Bream source the bulk of their feed on the intertidal zone. This means that in general, the most productive sessions will be had on high tide and in shallow water.
To verify this, think about where and when you collect your prime bream baits. Yabbies, worms and pipis are all collected on the sand or mud flats at low tide. Black crabs, oysters and mussels are collected around the rocky foreshores and pylons, again, at low tide.
We access these creatures at low tide but the bream can only access them at high tide and that is where you will find them, especially early morning late afternoon and at night.
Don't be scared to get your boat right up against structure and if you’re fishing from the shore, cast along the bank, not as far as you can towards the middle.
Bream will eat almost anything providing its fresh and sometimes even when it's not fresh.
They are opportunist feeders but this does not mean that they will not actively hunt live prey. Stomach examination of most bream will nearly always reveal shell grit, particularly in the bigger specimens.
Top bream baits include:
• Dead but fresh – mullet and chicken gut, skirt steak, chicken breast fillet, prawns, fish flesh pieces.
• Live – prawns, yabbies, worms, pipis, mussels and black crabs.
Tackle for bream can be as simple as a handline and I know people who still prefer this method. More common these days is a rod and reel combo for 4kg to 6kg line.
The bait runner style of reel has become very popular among the majority who prefer to let their bream run before setting the hook.

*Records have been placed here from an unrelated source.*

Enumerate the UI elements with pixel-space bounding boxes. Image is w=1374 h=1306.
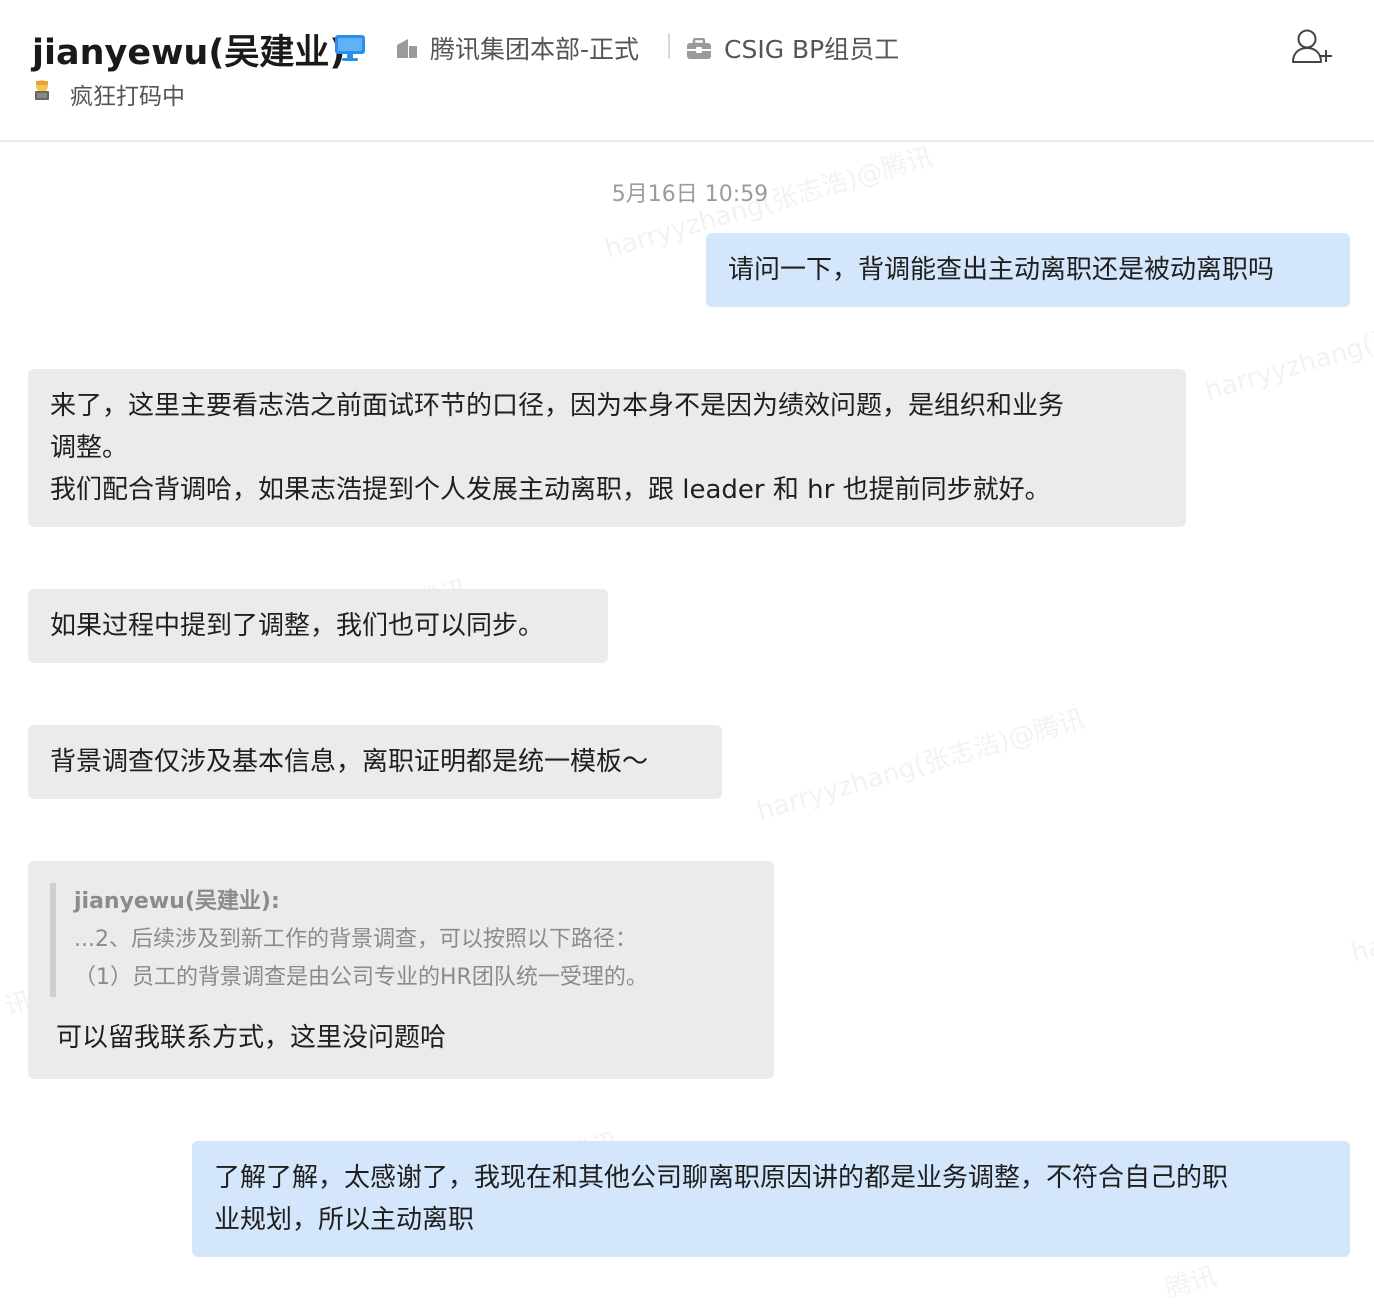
message-text: 可以留我联系方式，这里没问题哈 xyxy=(56,1023,447,1053)
add-user-icon[interactable] xyxy=(1290,28,1334,66)
message-text: 背景调查仅涉及基本信息，离职证明都是统一模板～ xyxy=(50,747,649,777)
message-text: 请问一下，背调能查出主动离职还是被动离职吗 xyxy=(728,255,1275,285)
dept-name: CSIG BP组员工 xyxy=(724,35,900,64)
contact-name[interactable]: jianyewu(吴建业) xyxy=(32,24,345,75)
quoted-text: ...2、后续涉及到新工作的背景调查，可以按照以下路径： xyxy=(74,927,637,952)
building-icon xyxy=(397,39,417,58)
message-text: 我们配合背调哈，如果志浩提到个人发展主动离职，跟 leader 和 hr 也提前… xyxy=(50,475,1051,505)
chat-header: jianyewu(吴建业) 腾讯集团本部-正式 CSIG BP组员工 疯狂打码中 xyxy=(0,0,1374,142)
message-text: 如果过程中提到了调整，我们也可以同步。 xyxy=(50,611,545,641)
watermark: 腾讯 xyxy=(1161,1261,1220,1305)
quoted-message[interactable]: jianyewu(吴建业): ...2、后续涉及到新工作的背景调查，可以按照以下… xyxy=(50,883,752,997)
coder-emoji-icon xyxy=(35,80,49,100)
message-bubble-theirs[interactable]: 背景调查仅涉及基本信息，离职证明都是统一模板～ xyxy=(28,725,722,799)
message-bubble-mine[interactable]: 请问一下，背调能查出主动离职还是被动离职吗 xyxy=(706,233,1350,307)
quoted-text: （1）员工的背景调查是由公司专业的HR团队统一受理的。 xyxy=(74,965,648,990)
message-text: 来了，这里主要看志浩之前面试环节的口径，因为本身不是因为绩效问题，是组织和业务 xyxy=(50,391,1065,421)
message-bubble-mine[interactable]: 了解了解，太感谢了，我现在和其他公司聊离职原因讲的都是业务调整，不符合自己的职 … xyxy=(192,1141,1350,1257)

This system allows the angler to let the fish run straight off the spool while the bail remains closed. A quick flick of the lever and the spool is engaged and you are in direct contact with the fish.
I don't let the fish run and find I get more positive hook-ups by striking immediately or just leaving the rod in the holder and letting the fish hook itself.
A light threadline or baitcasting outfit capable of holding 200m of 4kg matched to a light spinning rod about 1.8m would be ideal.
My rig consists of a running sinker above a swivel on the main line with a trace of about 50cm of 6kg line finished off with a No 4 to 1/0 hook, depending on the bait being used.
You should use only enough lead to hold bottom. Very often no lead at all will prove the most effective.
Lure fishing for bream has become very popular in recent years and seems to work better in some areas than others.
The most productive areas are the shallow, muddy areas where the water clarity is very low and where it is possible to flick a lure in, under and around any form of structure, either human made or otherwise. Oyster racks are a classic example
Leatherjacket numbers are better than they have ever been, due to the vastly increased habitat and food supply created by artificial structures. The fact that the structure also makes them almost completely inaccessible to commercial nets has been a major factor.
There are at least 10 species of leatherjacket available to Harbour, bay and offshore fishers around Sydney and most can be caught all year round. But they are a particularly great standby for the slow days in Winter.
Jackets cover a wide range of habitats from well up into the estuaries to the open sea and can be relied on even when all other species have gone off the bite.
Although not generally highly regarded as sport fish, they do give a good tussle on light line.
Jackets are also delicious and very high in those healthy omega 3 fats, so you can justify those couple of chardonnays you had while cooking them.
Good spots to try include around bridge pylons, marinas, jetties, reefs and rocky points. They love tiny pieces of prawn bait and, because they have very small mouths, hooks need to be kept small.
Fish your bait about 1m off the bottom and wait until you feel that slow suck characteristic of jackets. Don’t strike immediately; wait a few seconds to let the fish get it into its tiny mouth.